Your T4 Training Is 4x Slower Than It Should Be
torch.cuda.is_bf16_supported() returns True on a Tesla T4. It’s telling you the truth. The problem is you didn’t ask the right question.
The bug
You’re fine-tuning a model on a Kaggle T4 notebook. You write the standard mixed-precision setup:
AMP_DTYPE = torch.bfloat16 if torch.cuda.is_bf16_supported() else torch.float16
This checks if the GPU can do bfloat16. The T4 says yes. You proceed. Training runs. Everything looks normal.
Except it’s running at 1.29 seconds per batch instead of 0.30 seconds per batch.
Why it happens
The Tesla T4 is a Turing-architecture GPU (compute capability 7.5). Its tensor cores support fp16, not bf16. When you ask it to do bf16 math, PyTorch obliges — in software. The computation is correct. The results are identical. It’s just 4x slower because you’re not hitting the tensor cores.

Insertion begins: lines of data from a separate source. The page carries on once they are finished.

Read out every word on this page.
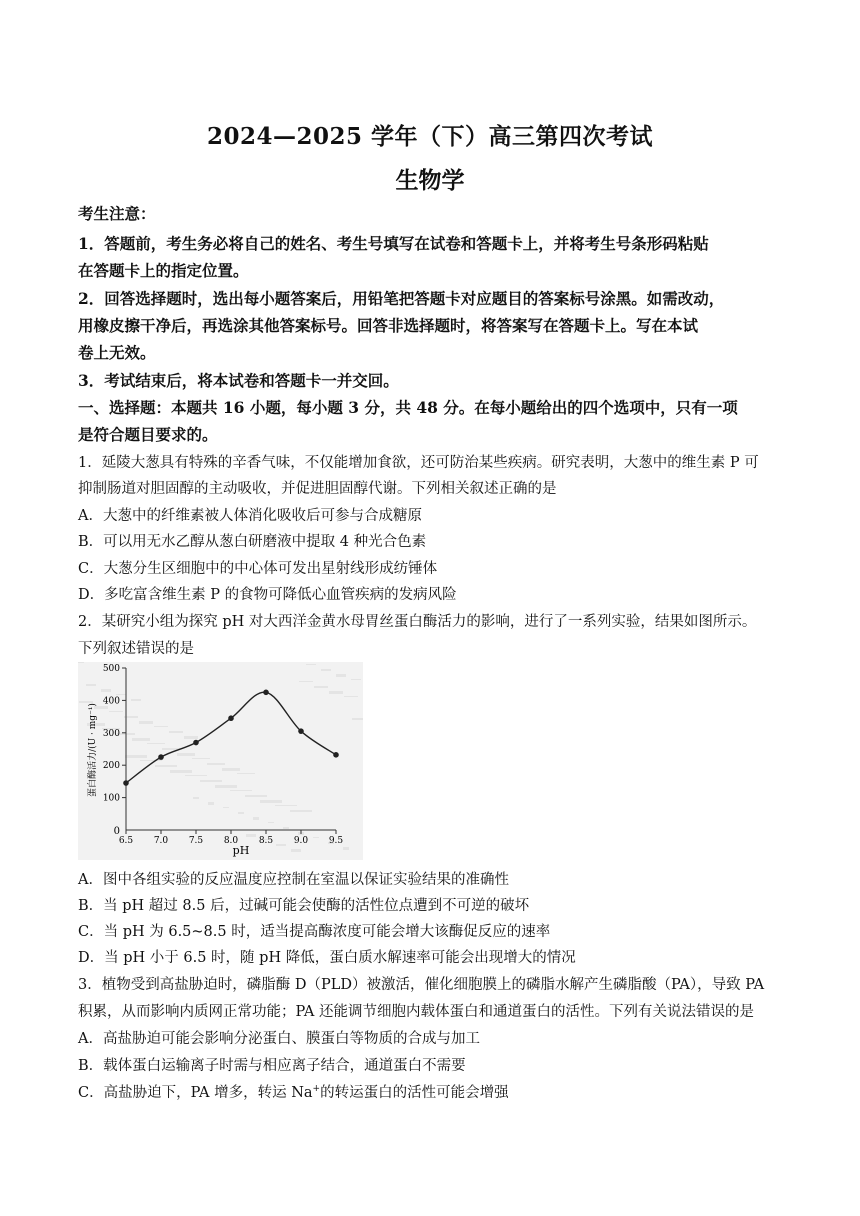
2024—2025 学年（下）高三第四次考试
生物学
考生注意：
1．答题前，考生务必将自己的姓名、考生号填写在试卷和答题卡上，并将考生号条形码粘贴
在答题卡上的指定位置。
2．回答选择题时，选出每小题答案后，用铅笔把答题卡对应题目的答案标号涂黑。如需改动，
用橡皮擦干净后，再选涂其他答案标号。回答非选择题时，将答案写在答题卡上。写在本试
卷上无效。
3．考试结束后，将本试卷和答题卡一并交回。
一、选择题：本题共 16 小题，每小题 3 分，共 48 分。在每小题给出的四个选项中，只有一项
是符合题目要求的。
1．延陵大葱具有特殊的辛香气味，不仅能增加食欲，还可防治某些疾病。研究表明，大葱中的维生素 P 可
抑制肠道对胆固醇的主动吸收，并促进胆固醇代谢。下列相关叙述正确的是
A．大葱中的纤维素被人体消化吸收后可参与合成糖原
B．可以用无水乙醇从葱白研磨液中提取 4 种光合色素
C．大葱分生区细胞中的中心体可发出星射线形成纺锤体
D．多吃富含维生素 P 的食物可降低心血管疾病的发病风险
2．某研究小组为探究 pH 对大西洋金黄水母胃丝蛋白酶活力的影响，进行了一系列实验，结果如图所示。
下列叙述错误的是
100
200
300
400
500
6.5 7.0 7.5 8.0 8.5 9.0 9.5
0
pH
蛋白酶活力/(U · mg⁻¹)
A．图中各组实验的反应温度应控制在室温以保证实验结果的准确性
B．当 pH 超过 8.5 后，过碱可能会使酶的活性位点遭到不可逆的破坏
C．当 pH 为 6.5~8.5 时，适当提高酶浓度可能会增大该酶促反应的速率
D．当 pH 小于 6.5 时，随 pH 降低，蛋白质水解速率可能会出现增大的情况
3．植物受到高盐胁迫时，磷脂酶 D（PLD）被激活，催化细胞膜上的磷脂水解产生磷脂酸（PA），导致 PA
积累，从而影响内质网正常功能；PA 还能调节细胞内载体蛋白和通道蛋白的活性。下列有关说法错误的是
A．高盐胁迫可能会影响分泌蛋白、膜蛋白等物质的合成与加工
B．载体蛋白运输离子时需与相应离子结合，通道蛋白不需要
C．高盐胁迫下，PA 增多，转运 Na+的转运蛋白的活性可能会增强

PyTorch even warns you about this, buried in the inductor output:
Tesla T4 does not support bfloat16 compilation natively, skipping
But is_bf16_supported() still returns True, because the GPU can do bf16. It just can’t do it fast.
The Ampere architecture (A100, compute capability 8.0+) added native bf16 tensor core support. If you’re on an A100, bf16 is great. If you’re on a T4, it’s a silent 4x penalty.
The fix
Don’t trust is_bf16_supported(). Check the compute capability directly:
if torch.cuda.is_available():
cc = torch.cuda.get_device_capability()
AMP_DTYPE = torch.bfloat16 if cc[0] >= 8 else torch.float16
Compute capability 8.0+ means Ampere or newer — use bf16. Anything below — use fp16.
The impact
On our consumer complaints fine-tuning task (ModernBERT-base, batch_size=32, max_length=128, Kaggle T4):
| bf16 (broken) | fp16 (fixed) | |
|---|---|---|
| Batch time | 1.29s | 0.30s |
| 2 epochs (3,616 batches) | ~78 min | ~18 min |
| Speed | 1x | 4.3x faster |
Same model. Same data. Same GPU. Same numerical results. Just the dtype flag.
Who’s affected
Anyone fine-tuning on a Turing-architecture GPU: Kaggle T4s, Google Colab T4 instances, AWS g4dn, RTX 2080s, Quadro RTX. If your training code uses is_bf16_supported() to pick the AMP dtype, you’re leaving 4x performance on the table.
The lesson
“Supported” and “accelerated” are different things. Running bf16 on a T4 is like putting racing fuel in a car and leaving it in second gear. The engine handles it fine. You just never touch the hardware that makes it fast.